Я начала жаловаться соседям на зубную боль. Два дня ходила с завязанной щекой. На третий день сообщила, что еду к зубному врачу в Пльзень. Вышла из Хотимержа по тропке, по которой мы с Юлеком столько раз ходили, когда уезжали в Пльзень либо в Домажлице. Тропка была узкая, для одного пешехода. Юлек всегда шел впереди, а я в двух-трех шагах за ним. Но иногда дорожка расширялась. Тогда, обнявшись, мы шли рядом. Юлек при этом часто пел или насвистывал любимые песенки. Это были прекрасные путешествия.
Теперь я шла одна. На полях, насколько хватало глаз, чернела вспаханная земля. Трава на лугах вдоль Зубржины еще не отросла после недавнего покоса, поэтому вербы и ольхи казались выше, словно выросли.
Заночевала я в Пльзене. Отец несколько дней как возвратился домой из больницы. Ему хотели ампутировать ногу, но он категорически отказался от операции. Старин мечтал о столичной больнице, веря, что там ему могут сохранить ногу.
Ранним утром я вышла из дому и направилась к вокзалу. Временами оглядывалась, но никто за мной не шел. Улицы были безлюдными. В Праге я вышла на Смиховском вокзале. В последний раз я была здесь два месяца назад. Сколько с тех пор произошло событий! Я села в трамвай и проехала несколько остановок. Оставшуюся часть пути до клуба работников искусств прошла пешком. Там, в полуосвещенной искусственным светом передней, служившей также и гардеробной, сидел на диванчике полнотелый господин Митиска, администратор клуба. Он умел ловко выпроваживать посетителей-немцев в тех случаях, когда они ошибались дверью и вместо соседнего кафе «Манес» попадали в клуб. Как только я вошла, Митиска встал и, направившись мне навстречу, опустил два пальца в карманчик жилетки. Он поздоровался со мной, и я почувствовала в своей ладони крохотное письмецо.
– Уже несколько дней жду вас, – сказал Митиска.
Я испытующе поглядела на него: знает ли он, от кого это послание? Впрочем, и я не знала. Но в нем наверняка весточка о Юлеке. Поняв, что я хотела бы остаться одна, Митиска провел меня в кабинет секретаря, где никого не было.
Прежде всего я тщательно осмотрела переданное мне крохотное письмо. Оно было вложено в миниатюрный конвертик, почти такого же размера, как упаковка аптечного порошка. Конвертик был аккуратно заклеен. Я распечатала его. Это было письмо от Юлека.

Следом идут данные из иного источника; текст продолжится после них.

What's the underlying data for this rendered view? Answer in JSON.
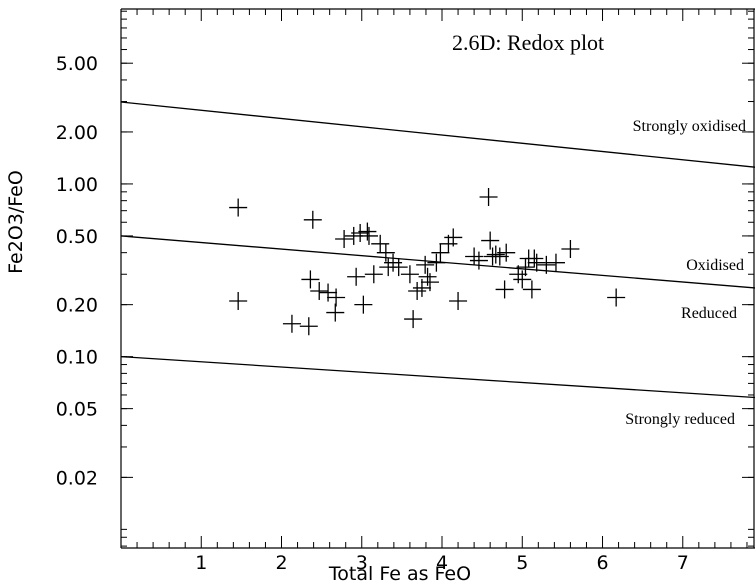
{
  "chart_data": {
    "type": "scatter",
    "title": "2.6D: Redox plot",
    "xlabel": "Total Fe as FeO",
    "ylabel": "Fe2O3/FeO",
    "xlim": [
      0,
      7.9
    ],
    "ylim": [
      0.0078,
      10.3
    ],
    "yscale": "log",
    "x_ticks": [
      1,
      2,
      3,
      4,
      5,
      6,
      7
    ],
    "x_tick_labels": [
      "1",
      "2",
      "3",
      "4",
      "5",
      "6",
      "7"
    ],
    "y_ticks": [
      5.0,
      2.0,
      1.0,
      0.5,
      0.2,
      0.1,
      0.05,
      0.02
    ],
    "y_tick_labels": [
      "5.00",
      "2.00",
      "1.00",
      "0.50",
      "0.20",
      "0.10",
      "0.05",
      "0.02"
    ],
    "grid": false,
    "reference_lines": [
      {
        "label": "Strongly oxidised",
        "x": [
          0,
          7.9
        ],
        "y": [
          2.98,
          1.25
        ]
      },
      {
        "label": "Oxidised",
        "x": [
          0,
          7.9
        ],
        "y": [
          0.5,
          0.25
        ]
      },
      {
        "label": "Reduced",
        "x": [],
        "y": []
      },
      {
        "label": "Strongly reduced",
        "x": [
          0,
          7.9
        ],
        "y": [
          0.1,
          0.058
        ]
      }
    ],
    "points": [
      {
        "x": 1.46,
        "y": 0.73
      },
      {
        "x": 1.46,
        "y": 0.21
      },
      {
        "x": 2.13,
        "y": 0.155
      },
      {
        "x": 2.34,
        "y": 0.15
      },
      {
        "x": 2.36,
        "y": 0.28
      },
      {
        "x": 2.39,
        "y": 0.62
      },
      {
        "x": 2.47,
        "y": 0.24
      },
      {
        "x": 2.58,
        "y": 0.235
      },
      {
        "x": 2.67,
        "y": 0.18
      },
      {
        "x": 2.68,
        "y": 0.22
      },
      {
        "x": 2.78,
        "y": 0.48
      },
      {
        "x": 2.9,
        "y": 0.5
      },
      {
        "x": 2.93,
        "y": 0.29
      },
      {
        "x": 2.98,
        "y": 0.52
      },
      {
        "x": 3.02,
        "y": 0.2
      },
      {
        "x": 3.07,
        "y": 0.53
      },
      {
        "x": 3.09,
        "y": 0.5
      },
      {
        "x": 3.15,
        "y": 0.3
      },
      {
        "x": 3.23,
        "y": 0.45
      },
      {
        "x": 3.3,
        "y": 0.4
      },
      {
        "x": 3.33,
        "y": 0.33
      },
      {
        "x": 3.39,
        "y": 0.35
      },
      {
        "x": 3.46,
        "y": 0.33
      },
      {
        "x": 3.6,
        "y": 0.3
      },
      {
        "x": 3.64,
        "y": 0.165
      },
      {
        "x": 3.69,
        "y": 0.24
      },
      {
        "x": 3.75,
        "y": 0.25
      },
      {
        "x": 3.79,
        "y": 0.34
      },
      {
        "x": 3.82,
        "y": 0.29
      },
      {
        "x": 3.85,
        "y": 0.27
      },
      {
        "x": 3.93,
        "y": 0.35
      },
      {
        "x": 3.98,
        "y": 0.4
      },
      {
        "x": 4.08,
        "y": 0.45
      },
      {
        "x": 4.14,
        "y": 0.49
      },
      {
        "x": 4.2,
        "y": 0.21
      },
      {
        "x": 4.4,
        "y": 0.38
      },
      {
        "x": 4.46,
        "y": 0.36
      },
      {
        "x": 4.58,
        "y": 0.84
      },
      {
        "x": 4.6,
        "y": 0.47
      },
      {
        "x": 4.63,
        "y": 0.38
      },
      {
        "x": 4.67,
        "y": 0.39
      },
      {
        "x": 4.72,
        "y": 0.38
      },
      {
        "x": 4.78,
        "y": 0.245
      },
      {
        "x": 4.8,
        "y": 0.4
      },
      {
        "x": 4.95,
        "y": 0.3
      },
      {
        "x": 5.0,
        "y": 0.28
      },
      {
        "x": 5.04,
        "y": 0.33
      },
      {
        "x": 5.08,
        "y": 0.37
      },
      {
        "x": 5.12,
        "y": 0.245
      },
      {
        "x": 5.15,
        "y": 0.37
      },
      {
        "x": 5.18,
        "y": 0.35
      },
      {
        "x": 5.3,
        "y": 0.34
      },
      {
        "x": 5.42,
        "y": 0.35
      },
      {
        "x": 5.6,
        "y": 0.42
      },
      {
        "x": 6.17,
        "y": 0.22
      }
    ]
  }
}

Он писал, что для свидания с ним мне следует идти по адресу: Антонин Ветенгл, Вршовице, Булгарска, 3, первый этаж направо. В эту квартиру я должна была позвонить тремя короткими звонками и тут же три раза постучать в дверь.

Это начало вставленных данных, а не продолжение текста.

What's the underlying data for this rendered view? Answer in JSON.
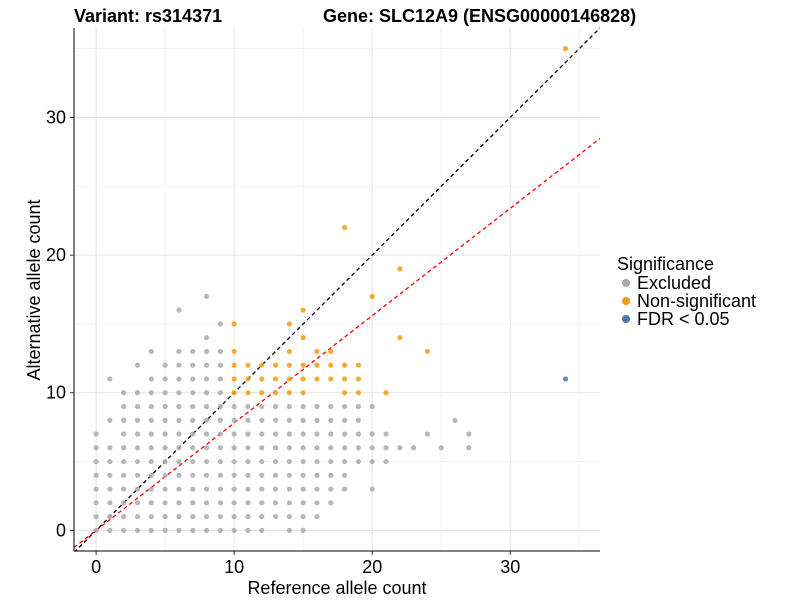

Распрощавшись с добрым Митиской, я вышла на улицу. Сначала ехала трамваем, потом шла пешком, затем снова села в трамвай. Это я проделывала для того, чтобы обнаружить сыщика, если бы он увязался за мной.
Я вошла в указанный дом на Булгарской улице и позвонила у двери тремя короткими звонками, тут же три раза постучав. За дверью царила тишина. Не слышно было ни звука, словно все кругом вымерло. Вдруг кто-то быстро, но бесшумно отворил дверь. Я переступила порог и очутилась в темной прихожей. Невидимая рука закрыла дверь, и я в сумраке услыхала шепот:
– Густина!
– Юлек! – выдохнула я.
Теперь я его разглядела. Он почему-то закрывал ладонью нижнюю часть лица.